How To Find And Use A Mentor Through Books

If you try to learn everything solely through your own experiences, you may waste valuable time that could be spent learning and practicing. Instead, you should initially follow a mentor who has already gained the experience and is willing to share it. Using the lessons from others’ experiences for your own benefit is the most productive form of learning, as it transforms their knowledge and experience into your own. Additionally, this approach can help you understand your mentor’s mindset and attitudes.

Image of a mentor

Phase 1: Imitate the Mentor

The most efficient way to achieve a specific goal is to imitate someone who has already succeeded in reaching it. Therefore, you should find a person who has already achieved the goals you are aiming for. This can be someone from your personal network or someone you don’t know personally. You can choose a living person or someone from the past as your role model. If direct contact with this person is not possible, you should read their (auto)biography or another book by or about them. Take notes on what made this person successful, their strengths, and the qualities you admire in them. Then, imitate their behavior and mindset, doing exactly what made them successful while omitting the strategies they tried that did not work. This way, you also learn from the mistakes of others and avoid making them yourself.

To implement this, you should create an action plan, detailing the habits and beliefs you want to adopt from your mentor. Observe how this person structures their day and handles specific tasks. Next, create checklists to replicate and further develop these processes.

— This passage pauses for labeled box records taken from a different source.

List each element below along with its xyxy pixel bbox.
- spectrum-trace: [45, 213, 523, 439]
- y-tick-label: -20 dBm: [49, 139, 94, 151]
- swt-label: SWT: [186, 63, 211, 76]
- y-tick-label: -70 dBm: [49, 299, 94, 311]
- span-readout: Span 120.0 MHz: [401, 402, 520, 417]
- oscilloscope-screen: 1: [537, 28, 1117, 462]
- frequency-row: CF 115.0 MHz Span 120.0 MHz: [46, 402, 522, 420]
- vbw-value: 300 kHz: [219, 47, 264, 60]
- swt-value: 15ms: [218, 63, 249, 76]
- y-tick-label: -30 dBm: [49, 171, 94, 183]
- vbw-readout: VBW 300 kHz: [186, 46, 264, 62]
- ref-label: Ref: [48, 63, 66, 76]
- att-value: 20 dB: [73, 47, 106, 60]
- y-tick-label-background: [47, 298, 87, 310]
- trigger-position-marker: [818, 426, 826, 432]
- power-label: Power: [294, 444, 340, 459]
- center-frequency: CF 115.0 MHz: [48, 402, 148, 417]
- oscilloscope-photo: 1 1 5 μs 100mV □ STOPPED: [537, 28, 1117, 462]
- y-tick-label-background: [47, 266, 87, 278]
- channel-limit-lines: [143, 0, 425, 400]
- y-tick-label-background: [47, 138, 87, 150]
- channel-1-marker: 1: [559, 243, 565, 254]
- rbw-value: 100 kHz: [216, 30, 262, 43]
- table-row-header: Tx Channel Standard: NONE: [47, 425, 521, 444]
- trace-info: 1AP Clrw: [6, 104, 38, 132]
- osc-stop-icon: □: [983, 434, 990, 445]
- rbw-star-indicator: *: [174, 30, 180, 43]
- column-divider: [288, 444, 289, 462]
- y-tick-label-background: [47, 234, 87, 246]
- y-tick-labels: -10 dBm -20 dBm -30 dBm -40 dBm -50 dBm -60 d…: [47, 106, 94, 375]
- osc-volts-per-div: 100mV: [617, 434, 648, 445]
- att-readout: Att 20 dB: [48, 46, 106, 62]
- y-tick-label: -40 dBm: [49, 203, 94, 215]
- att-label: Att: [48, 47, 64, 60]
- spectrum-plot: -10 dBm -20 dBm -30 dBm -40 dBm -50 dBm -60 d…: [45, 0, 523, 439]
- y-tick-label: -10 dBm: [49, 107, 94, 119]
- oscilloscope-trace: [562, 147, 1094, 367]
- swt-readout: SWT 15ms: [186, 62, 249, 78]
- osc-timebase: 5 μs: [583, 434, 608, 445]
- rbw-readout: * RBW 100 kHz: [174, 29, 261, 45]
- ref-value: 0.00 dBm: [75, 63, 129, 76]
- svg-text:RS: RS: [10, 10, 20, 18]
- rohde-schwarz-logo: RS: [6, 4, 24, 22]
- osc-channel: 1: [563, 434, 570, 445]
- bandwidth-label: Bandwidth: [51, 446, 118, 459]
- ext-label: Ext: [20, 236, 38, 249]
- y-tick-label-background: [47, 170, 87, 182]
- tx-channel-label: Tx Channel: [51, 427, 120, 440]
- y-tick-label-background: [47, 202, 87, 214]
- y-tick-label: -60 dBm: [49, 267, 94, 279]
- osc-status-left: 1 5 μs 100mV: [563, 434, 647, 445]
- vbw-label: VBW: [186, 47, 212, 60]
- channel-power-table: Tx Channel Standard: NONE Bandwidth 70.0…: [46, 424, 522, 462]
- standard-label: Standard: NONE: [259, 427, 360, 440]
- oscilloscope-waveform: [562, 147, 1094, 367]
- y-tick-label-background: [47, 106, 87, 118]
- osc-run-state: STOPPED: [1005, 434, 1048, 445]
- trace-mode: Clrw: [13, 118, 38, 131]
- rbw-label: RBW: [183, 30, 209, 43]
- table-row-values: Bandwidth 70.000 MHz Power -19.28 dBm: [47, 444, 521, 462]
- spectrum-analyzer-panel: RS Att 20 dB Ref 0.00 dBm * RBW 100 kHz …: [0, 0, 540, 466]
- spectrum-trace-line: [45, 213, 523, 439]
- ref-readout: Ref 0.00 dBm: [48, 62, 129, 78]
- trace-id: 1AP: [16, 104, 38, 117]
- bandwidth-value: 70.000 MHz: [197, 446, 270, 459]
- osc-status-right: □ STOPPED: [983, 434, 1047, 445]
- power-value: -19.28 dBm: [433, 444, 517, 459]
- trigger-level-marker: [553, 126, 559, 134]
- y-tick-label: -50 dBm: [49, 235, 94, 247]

Boy reading a book by his mentor

Because books cannot offer direct contact with your mentor, you should visualize the material and engage with it through as many senses as possible. Imagine sitting next to your mentor and interacting directly with them. Analyze what you read, ask questions about it, and consider how your mentor would answer. This intensive research and visualization help you create a vivid mental image of your mentor. Then, in various situations you encounter, ask yourself what your mentor would do.

While reading, note down the key words and concepts to research in other sources later. Describe these concepts using a few sentences and diagrams. Using techniques like the Feynman technique, you might write an essay on each concept, compiling them in your knowledge base. This approach helps you build a broad and thorough knowledge base that you can retain in your long-term memory through spaced repetition.

Phase 2: Surpass the Mentor

After a period of imitating your mentor, you will begin to understand what works for you and what you need to adjust. Then, adapt your mentor’s behavior and mindset to your own strengths and needs. Once you have learned everything possible from your mentor, look for a new one or start developing your own unique approach. This is necessary to step out of your mentor’s shadow. Your ultimate goal should be to surpass your mentor. By doing so, you combine and advance the knowledge of one or multiple mentors, further enhancing it with your ideas and experiences.

Image of a bridge to continue on your own path after a mentor

Example

An example of this type of learning is Thomas Alva Edison, who chose Michael Faraday as his mentor and read his book Experimental Researches in Electricity. This book provided Edison with all the knowledge Faraday had gained through years of research in electricity. Edison absorbed this knowledge, conducted the experiments described in the book, and expanded upon it through other books and his own experiments. This enabled Edison to become one of the most successful inventors in the field of electricity and electrical engineering.